Le haut de gamme se porte plutôt bien
Une autre technique d’upflation est de brander les produits proposés des produits ‘authentiques’. Un terme à prendre avec des pincettes, mais qui permet de se démarquer des marques distributeurs. On vend peut-être en moindre quantité, mais la marge bénéficiaire est plus élevée. Un virage d’autant plus rentable que le délaissement est actuellement nettement moins marqué pour les produits plus haut de gamme. Un secteur qui regagne même des couleurs, avec des consommateurs qui se refont plus plaisir et sont à nouveau prêt à craquer.

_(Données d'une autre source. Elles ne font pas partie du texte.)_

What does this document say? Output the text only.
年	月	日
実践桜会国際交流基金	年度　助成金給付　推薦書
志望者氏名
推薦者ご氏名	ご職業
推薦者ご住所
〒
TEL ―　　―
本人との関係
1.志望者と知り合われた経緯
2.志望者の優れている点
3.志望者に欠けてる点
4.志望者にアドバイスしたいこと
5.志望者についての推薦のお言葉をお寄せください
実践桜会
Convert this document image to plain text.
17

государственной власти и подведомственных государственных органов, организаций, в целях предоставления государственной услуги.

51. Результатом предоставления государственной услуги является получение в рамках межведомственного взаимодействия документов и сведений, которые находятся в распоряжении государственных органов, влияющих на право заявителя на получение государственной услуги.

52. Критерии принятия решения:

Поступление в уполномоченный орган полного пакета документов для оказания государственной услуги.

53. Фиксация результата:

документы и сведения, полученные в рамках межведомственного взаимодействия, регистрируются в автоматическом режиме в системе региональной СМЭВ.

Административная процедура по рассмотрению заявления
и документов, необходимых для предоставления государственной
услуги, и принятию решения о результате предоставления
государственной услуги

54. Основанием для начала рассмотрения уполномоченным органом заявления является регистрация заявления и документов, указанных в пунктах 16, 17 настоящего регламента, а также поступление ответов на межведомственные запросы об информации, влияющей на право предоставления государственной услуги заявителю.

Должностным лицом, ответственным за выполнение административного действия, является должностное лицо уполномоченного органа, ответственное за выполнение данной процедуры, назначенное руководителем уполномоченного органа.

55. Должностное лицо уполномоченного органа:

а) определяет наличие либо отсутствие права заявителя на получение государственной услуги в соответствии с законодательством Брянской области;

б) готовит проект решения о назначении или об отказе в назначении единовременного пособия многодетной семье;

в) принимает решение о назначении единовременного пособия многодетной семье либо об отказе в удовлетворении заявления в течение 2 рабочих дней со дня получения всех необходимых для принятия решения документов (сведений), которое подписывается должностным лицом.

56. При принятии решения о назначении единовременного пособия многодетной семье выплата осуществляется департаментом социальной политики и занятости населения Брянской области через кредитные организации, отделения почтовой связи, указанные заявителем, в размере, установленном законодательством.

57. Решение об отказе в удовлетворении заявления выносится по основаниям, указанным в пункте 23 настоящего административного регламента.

Et puis il arrive qu’un prix plus élevé soit vraiment dû à l’innovation réelle du produit. Par exemple, Magnum a ses débuts et sa couche de chocolat croustillant. Un prix qui se justifie pourtant beaucoup moins à mesure que cette innovation est copiée avec plus ou moins de succès. Ainsi rien ne dit que les capsules Nespresso soient bien meilleures que les copies des marques de distributeurs. Sauf en tenant compte du biais qui pousse à croire que ce qui est cher est meilleur.
Bloomberg relève que le prochain « flation », sera peut-être bien la wasteflation. Les consommateurs en ont marre de jeter des tonnes de plastiques, du coup on risque bien de leur vendre plus cher des produits avec moins d’emballages.